For students nationwide, Fresher’s Week is a highly anticipated event. Newsfeeds are inundated with pictures of foam parties, fancy dress, and people covered in paint, all high on the intoxicating wonders of that well-known drug, alcohol. And possibly some other stuff too, but we won’t go into that.

A lot of students look forward to the never-ending partying of student life, and Fresher’s Week seems like the best time to push the boundaries and really see how stupid, unsociably loud and annoying you can be. But what if you’re not such a fan of the booze? Well I’m here to tell ye a tale, my friends. So listen well.

When I was a wee fresher, I was more or less Tee Total. I’d had some bad (and I mean BAD) experiences in my sixth form years, and I was pretty certain I wasn’t going to drink ever again. Luckily for me, I’d been chatting to some of my to-be-fellow-students on Facebook over the summer holidays, and it just so happened that there were one or two people who weren’t so interested getting drunk either.
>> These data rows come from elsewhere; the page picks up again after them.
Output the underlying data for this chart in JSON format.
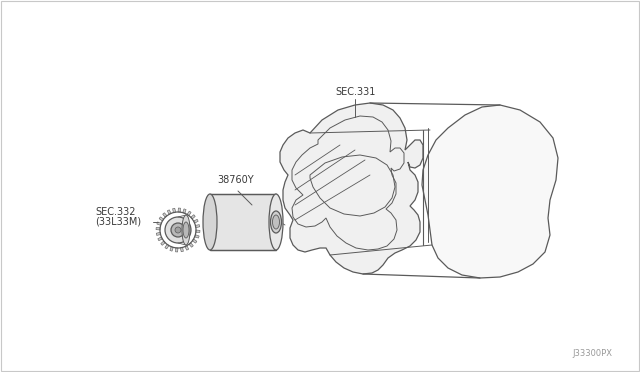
{
  "background_color": "#ffffff",
  "border_color": "#c8c8c8",
  "line_color": "#5a5a5a",
  "text_color": "#3a3a3a",
  "figsize": [
    6.4,
    3.72
  ],
  "dpi": 100,
  "watermark": "J33300PX",
  "label_38760Y": "38760Y",
  "label_sec332": "SEC.332",
  "label_sec332b": "(33L33M)",
  "label_sec331": "SEC.331",
  "font_size": 7.0
}
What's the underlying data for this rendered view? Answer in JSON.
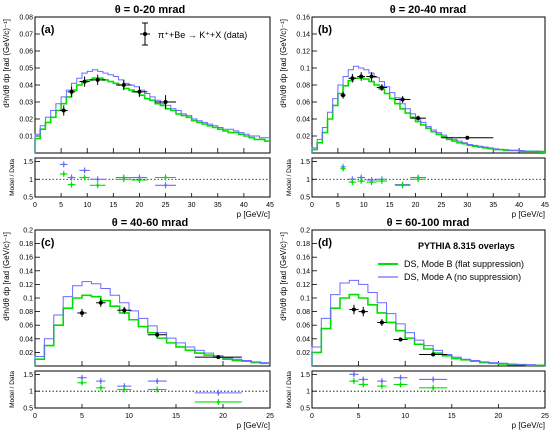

So, on the first night of Fresher’s Week, whilst others were filing up outside the Student Union, clad in Where’s Wally outfits and clutching onto glow sticks, my friends and I held a hot chocolate party.

There were several things that were brilliant about this:

 

1)   Hot chocolate.

2)   We got to know each other sober, and therefore knew that if we got on, it was because we genuinely liked one another, and if we didn’t, it was because we genuinely hated each other’s guts. No platonic beer-goggles were worn that night.

3)   Outside of the humdrum of noise that was the Student Union, we were actually able to hear one another – so we knew we had just been introduced to someone called Gwyn who does Physics, instead of going away convinced that we’d just met someone called Chin who does mimics.

4)   Those little marshmallows you get in your hot chocolate.

 

A lot of people don’t remain friends with those they meet in Fresher’s Week, partly because you meet SO many people. But I have, to this day, remained friends with more or less all of the people who came to that hot chocolate party.

Of course, I’m not criticising anyone’s decision to drink – if you know you can handle your alcohol (or even if you know you can’t, at least you’re honest) and you enjoy it, then go for it. I myself started drinking again socially a couple of months into Uni, and I had some pretty good times.

Out of all my hot chocolate party friends, one has remained loyally Tee Total, which has proven to be somewhat entertaining at past parties we’ve attended together. I remember one event in particular, when she sat on the sofa the entire evening and single-handedly consumed a whole lemon cake. The next day when I popped my head round her door, she was still in bed. She told me she’d been ‘chundering’ all night and had concluded that she had a lemon cake hangover. It’s been a running joke ever since.

So, if you’re anything like my Fresher self, or my lemon cake eating friend, don’t panic. You can still have an amazing time at Fresher’s Week, and better still, you’ll remember every lemon cakey, hot chocolatey second of it.